Who is buying NFTs from museums?

The type of investors LaCollection is targeting don’t want to know how to set-up a crypto-wallet, says Beaucamps. This is the usual process for buying NFTs, but the company has made it so that investors can instead buy NFTs with their credit card.

Its entry NFTs cost around €400 (£334), with plans to bring that cost down further, allowing more people to invest.

“We always want to drop [in other words, release] NFTs with a well defined theme,” he said. “The best way to promote a collection is to do it in the metaverse,” he said.

“We will have in the coming months a museum in the metaverse, which may not only promote artworks but also famous houses, buildings and architecture.”

The British Museum is not the only museum to begin experimenting with NFTs, but Beaucamps claims that some are motivated simply by how lucrative the process currently can be.

As a result, he said, these unnamed museums are offering unique and expensive opportunities “for very rich people”. Instead, the mission at La Collection is to “democratise culture”, and offer less expensive options.

On the other end of the art spectrum is the NFT market’s current most successful designs – which consist of simple, cartoon graphics, a far cry from the art within the most prestigious museums.

Cryptopunks and Bored Apes, two sets of NFTs which have bled most successfully into popular culture, consist of cartoon characters with randomly generated combinations of features and clothing.

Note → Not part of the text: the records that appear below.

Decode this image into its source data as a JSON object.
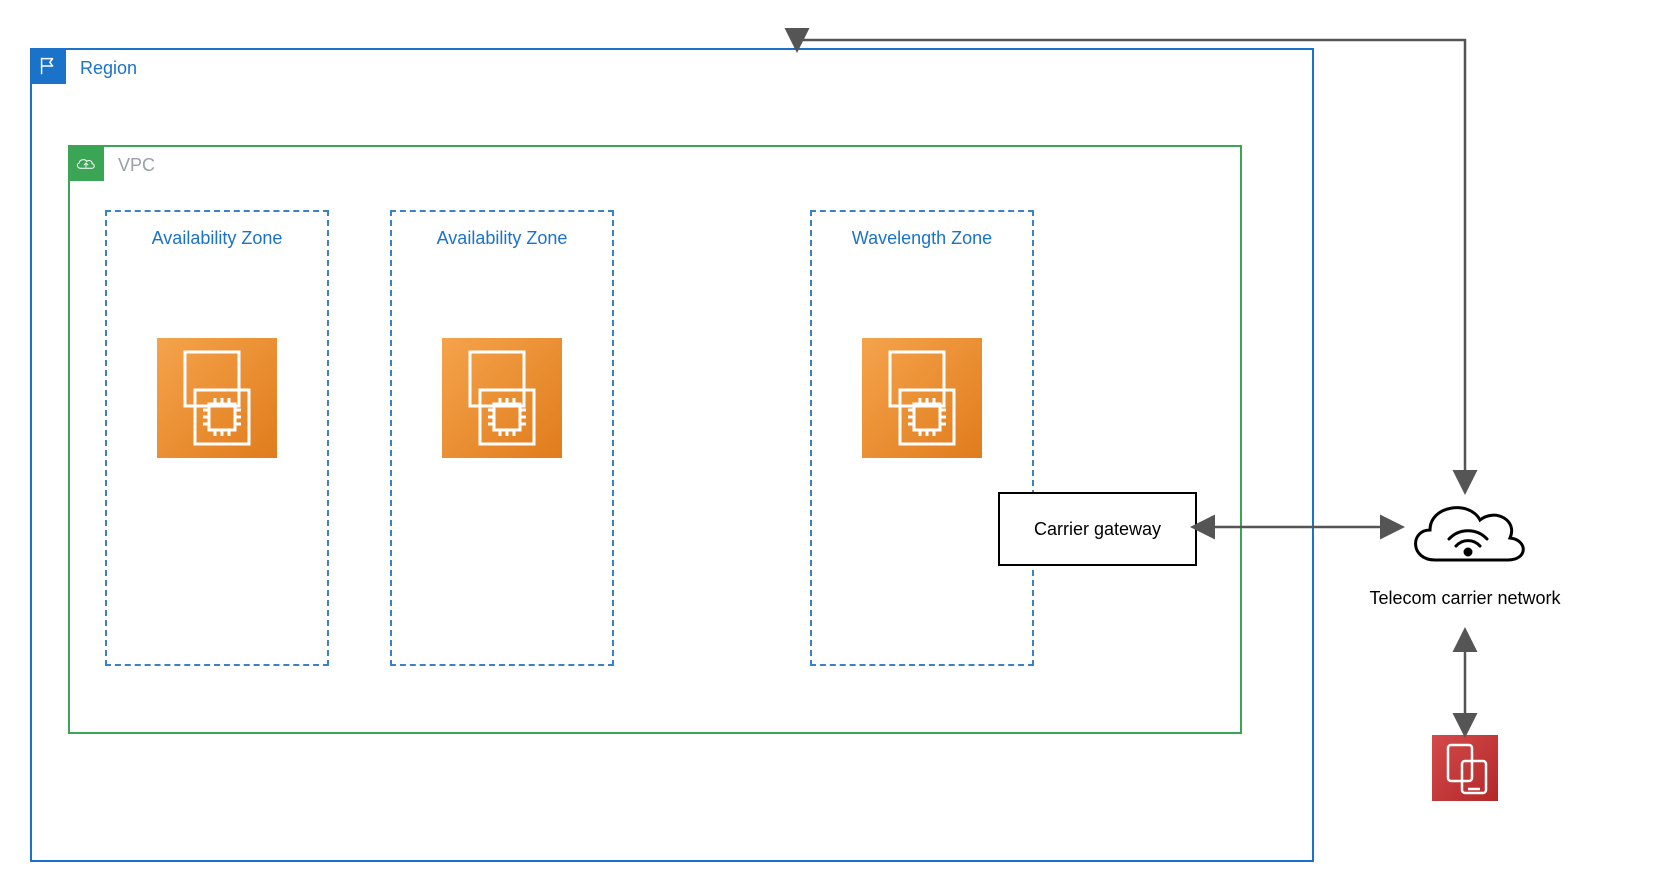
{
  "region": {
    "label": "Region"
  },
  "vpc": {
    "label": "VPC"
  },
  "zones": {
    "az1": "Availability Zone",
    "az2": "Availability Zone",
    "wz": "Wavelength Zone"
  },
  "carrier_gateway": "Carrier gateway",
  "telecom_label": "Telecom carrier network",
  "colors": {
    "region_border": "#1a73c8",
    "vpc_border": "#3aa655",
    "zone_border": "#3b82c4",
    "ec2_orange": "#e8891b",
    "mobile_red": "#c73a3a"
  }
}
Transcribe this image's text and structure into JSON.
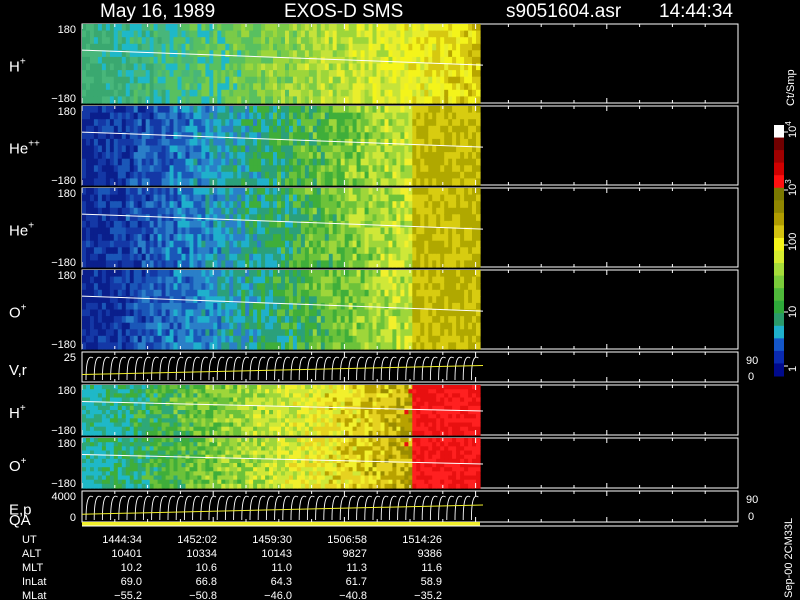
{
  "header": {
    "date": "May 16, 1989",
    "instrument": "EXOS-D SMS",
    "file": "s9051604.asr",
    "time": "14:44:34"
  },
  "colorbar": {
    "label": "Ct/Smp",
    "ticks": [
      "1",
      "10",
      "100",
      "10",
      "10"
    ],
    "exponents": [
      "",
      "",
      "",
      "3",
      "4"
    ]
  },
  "footer_side_label": "Sep-00 2CM33L",
  "chart_data": {
    "type": "heatmap",
    "panels": [
      {
        "id": "h1",
        "label": "H",
        "sup": "+",
        "ticks": [
          "180",
          "−180"
        ],
        "palette": "hplus"
      },
      {
        "id": "he2",
        "label": "He",
        "sup": "++",
        "ticks": [
          "180",
          "−180"
        ],
        "palette": "cool"
      },
      {
        "id": "he1",
        "label": "He",
        "sup": "+",
        "ticks": [
          "180",
          "−180"
        ],
        "palette": "cool"
      },
      {
        "id": "o1",
        "label": "O",
        "sup": "+",
        "ticks": [
          "180",
          "−180"
        ],
        "palette": "cool"
      },
      {
        "id": "vr",
        "label": "V,r",
        "sup": "",
        "ticks": [
          "25",
          ""
        ],
        "right_ticks": [
          "90",
          "0"
        ],
        "palette": "lines"
      },
      {
        "id": "h2",
        "label": "H",
        "sup": "+",
        "ticks": [
          "180",
          "−180"
        ],
        "palette": "warm"
      },
      {
        "id": "o2",
        "label": "O",
        "sup": "+",
        "ticks": [
          "180",
          "−180"
        ],
        "palette": "warm"
      },
      {
        "id": "ep",
        "label": "E,p",
        "sup": "",
        "ticks": [
          "4000",
          "0"
        ],
        "right_ticks": [
          "90",
          "0"
        ],
        "palette": "lines"
      }
    ],
    "qa_label": "QA",
    "x_labels": [
      "1444:34",
      "1452:02",
      "1459:30",
      "1506:58",
      "1514:26"
    ],
    "rows": [
      {
        "name": "UT",
        "values": [
          "1444:34",
          "1452:02",
          "1459:30",
          "1506:58",
          "1514:26"
        ]
      },
      {
        "name": "ALT",
        "values": [
          "10401",
          "10334",
          "10143",
          "9827",
          "9386"
        ]
      },
      {
        "name": "MLT",
        "values": [
          "10.2",
          "10.6",
          "11.0",
          "11.3",
          "11.6"
        ]
      },
      {
        "name": "InLat",
        "values": [
          "69.0",
          "66.8",
          "64.3",
          "61.7",
          "58.9"
        ]
      },
      {
        "name": "MLat",
        "values": [
          "−55.2",
          "−50.8",
          "−46.0",
          "−40.8",
          "−35.2"
        ]
      }
    ]
  }
}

Marlène Roche, LaCollection’s resident Art Advisor said “designers are emerging, but in the long-run it will only be the qualitative NFTs that will stay and make history. It’s super important that platforms like LaCollection exist and grow… to showcase artists and institutions with strong historical values.”

These more popular NFTs, regardless of their artistic value, have found their place in youth culture. And it’s here that Beaucamps said museums could stand to benefit from NFTs.

“For museums like The British Museum and Louvre, [reaching young people] is a real issue. We’re giving them access to an audience composed of much younger people”. These people – NFT investors – are around thirty-two years old and are “international”.

Getting that young audience to take notice and invest in NFTs falls to LaCollection, rather than The British Museum.

Reaching that younger audience of investors will primarily be carried out via Instagram, and for seasoned NFT investors, Twitter, Discord and specific events and conferences on NFTs, he said. Still, The British Museum reviews these key messages.

The NFT opportunity for smaller museums and heritage sites

LaCollection is currently hoping to work with a roster of ‘Tier 1’ museums, and has had to turn down interest from museums which don’t fall into this category.

But for smaller museums looking to get into NFTs, there is still an opportunity as “some smaller museums have treasure in their collection and nobody knows it”, he said.

In time, NFTs could become a way to improve the awareness of smaller museums and the objects within. “We’re at the very very beginning of the story of NFTs”, he said. “It’s not just about collecting and investing.”

Both Roche and Beaucamps said NFTs could extend into architecture too, allowing heritage sites a new opportunity, but all of this is even further into an unknown future which is still unfolding somewhere in a metaverse yet to inhabit most of the world.